La réponse était limpide : le besoin le plus pressant était un
système d'exploitation. C'est le logiciel le plus crucial pour commencer à
utiliser un ordinateur. Un système d'exploitation ouvre de nombreuses portes ; sans
système, l'ordinateur est inexploitable. Un système d'exploitation libre
rendrait à nouveau possible une communauté de hackers, travaillant en mode coopératif — et tout un
chacun serait invité à participer. Et tout un chacun pourrait utiliser un
ordinateur sans devoir adhérer à une conspiration visant à priver ses
amis des logiciels qu'il utilise.
En tant que développeur de système d'exploitation, j'avais les
compétences requises. Aussi, bien que le succès ne me semblât pas
garanti, j'ai pensé être le candidat de choix pour ce travail. J'ai
décidé de rendre le système compatible avec Unix™ de manière à le rendre portable, et pour le
rendre plus accessible aux utilisateurs d'Unix™. J'ai
opté pour le nom GNU, fidèle en cela à
une tradition des hackers, car c'est un acronyme
récursif qui signifie « GNU's Not Unix »
(GNU N'est pas Unix).
Un système d'exploitation ne se limite pas à un noyau, qui suffit
à peine à exécuter d'autres programmes. Dans les années 1970,
tout système d'exploitation digne de ce nom disposait d'interpréteurs de
commandes, d'assembleurs, de compilateurs, d'interpréteurs, de débogueurs,
d'éditeurs de textes, de logiciels de courrier électronique, pour ne citer
que quelques exemples. C'était le cas d'ITS,
c'était le cas de Multics™, c'était le
cas de VMS™, et c'était le cas d'Unix™. Ce serait aussi le cas du système d'exploitation
GNU.
Plus tard, j'ai entendu ces mots, attribués à Hillel [3] [4] :
If I am not for myself, who will be for me?

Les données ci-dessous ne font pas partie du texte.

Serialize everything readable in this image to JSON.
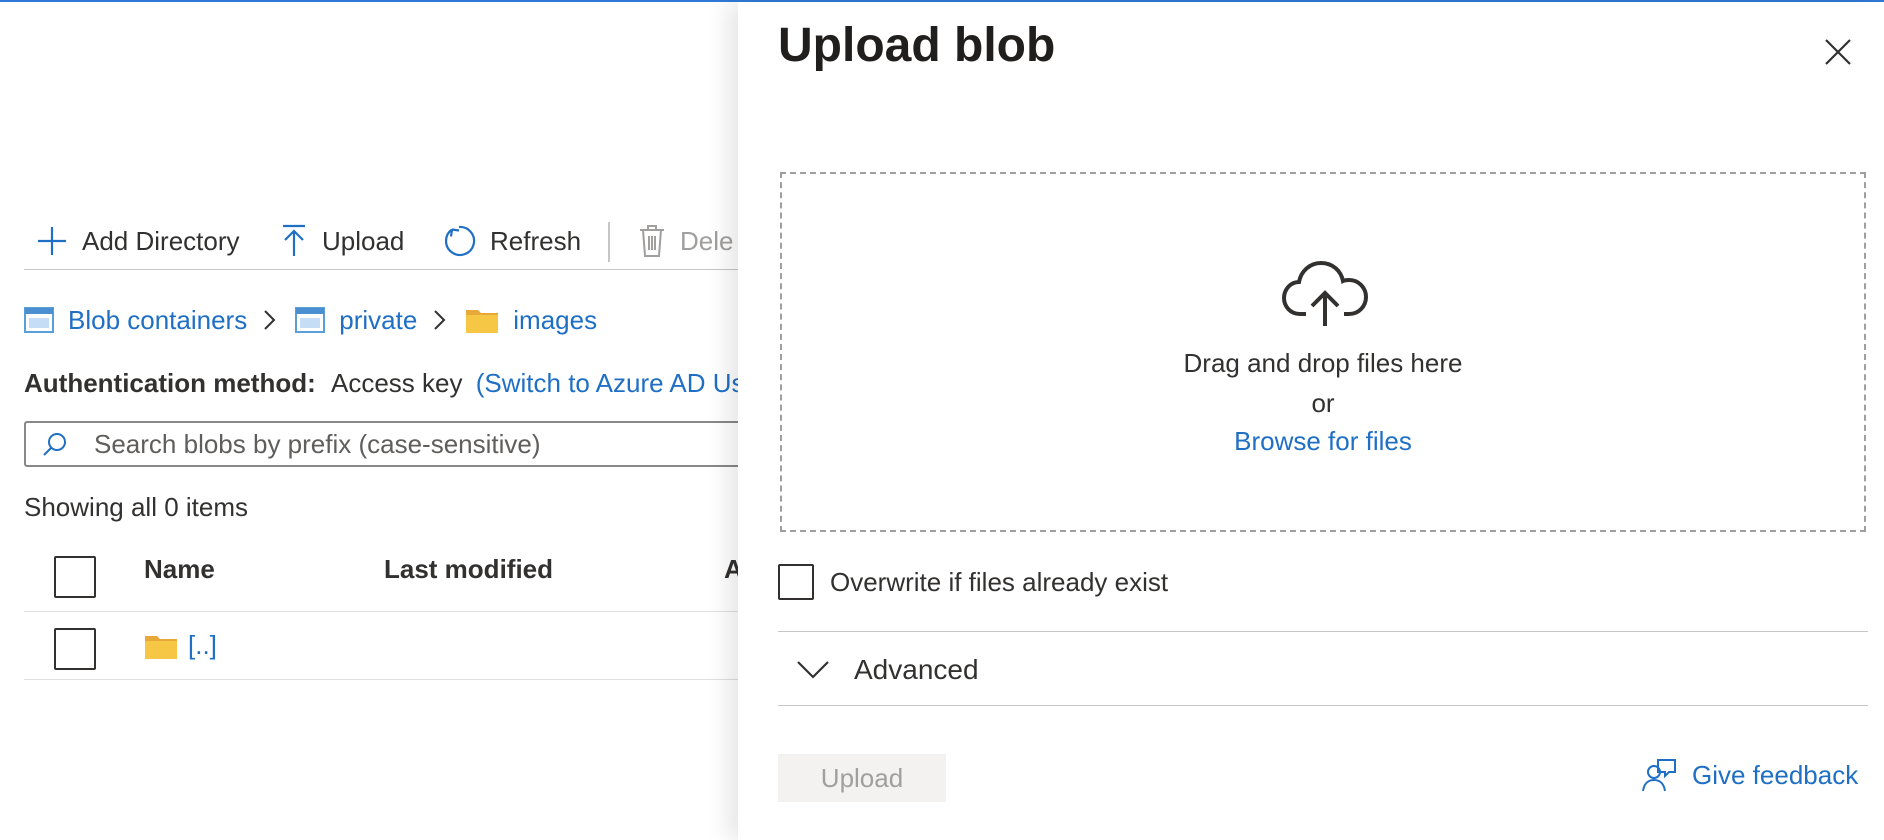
{
  "toolbar": {
    "add_directory_label": "Add Directory",
    "upload_label": "Upload",
    "refresh_label": "Refresh",
    "delete_label": "Dele"
  },
  "breadcrumb": {
    "items": [
      {
        "label": "Blob containers",
        "icon": "container-icon"
      },
      {
        "label": "private",
        "icon": "container-icon"
      },
      {
        "label": "images",
        "icon": "folder-icon"
      }
    ]
  },
  "auth": {
    "label": "Authentication method:",
    "value": "Access key",
    "switch_link": "(Switch to Azure AD User"
  },
  "search": {
    "placeholder": "Search blobs by prefix (case-sensitive)"
  },
  "list": {
    "count_text": "Showing all 0 items",
    "columns": [
      "Name",
      "Last modified",
      "A"
    ],
    "rows": [
      {
        "name": "[..]",
        "icon": "folder-icon"
      }
    ]
  },
  "panel": {
    "title": "Upload blob",
    "dropzone": {
      "line1": "Drag and drop files here",
      "line2": "or",
      "browse_link": "Browse for files"
    },
    "overwrite_label": "Overwrite if files already exist",
    "advanced_label": "Advanced",
    "upload_button": "Upload",
    "feedback_link": "Give feedback"
  },
  "colors": {
    "accent": "#1f6fc5",
    "folder": "#f6c744",
    "top_line": "#2f7ad6"
  }
}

If I am only for myself, what am I?
If not now, when?
C'est dans cet état d'esprit que j'ai pris la décision de lancer le
projet GNU.
Parfois [5], le terme « free software » est mal compris — il n'a rien à voir
avec le prix. Il parle de liberté. Voici donc la définition d'un logiciel libre : un programme est un logiciel libre pour vous, utilisateur
en particulier, si :
-
Vous avez la liberté de l'exécuter, pour quelque motif que ce soit,
-
Vous avez la liberté de modifier le programme afin qu'il corresponde mieux
à vos besoins (dans la pratique, pour que cette liberté prenne effet, il
vous faut pouvoir accéder au code source, puisqu'opérer des modifications
au sein d'un programme dont on ne dispose pas du code source est un exercice
extrêmement difficile),
-
Vous disposez de la liberté d'en redistribuer des copies, que ce soit
gratuitement ou contre une somme d'argent,
-
Vous avez la liberté de distribuer des versions modifiées du programme,
afin que la communauté puisse bénéficier de vos
améliorations.
Puisque le mot « free » se
réfère ici à la liberté, et non au prix, il n'est pas
contradictoire de vendre des copies de logiciels libres. En réalité, cette
liberté est cruciale : les compilations de logiciels libres vendues sur CD-ROM sont
importantes pour la communauté, et le produit de leur vente permet de lever des
fonds pour le développement du logiciel libre. C'est pourquoi on ne peut pas
qualifier de logiciel libre un logiciel qu'on n'a pas la liberté d'inclure dans de
telles compilations.
Le mot « free » étant ambigu, on a
longtemps cherché des solutions de remplacement, mais personne n'en a trouvé
de convenable. La langue anglaise compte plus de mots et de nuances que toute autre langue,
mais elle souffre de l'absence d'un mot simple, univoque, qui ait le sens de « free », comme liberté — « unfettered » (terme littéraire signifiant « sans
entrave ») étant le meilleur candidat, d'un point de vue sémantique,
des mots comme « liberated »
(« libéré »), « freedom » (« liberté »), et « open » (« ouvert ») présentant tous un sens
incorrect ou un autre inconvénient.
C'est une gageure que de développer un système complet. Pour mener ce
projet à bien, j'ai décidé d'adapter et de réutiliser les
logiciels libres existants, quand cela était possible. J'ai par exemple
décidé dès le début d'utiliser TeX comme formateur de texte
principal ; quelques années plus tard, j'ai décidé d'utiliser le
système de fenêtrage X plutôt que
d'écrire un autre système de fenêtrage pour le projet GNU.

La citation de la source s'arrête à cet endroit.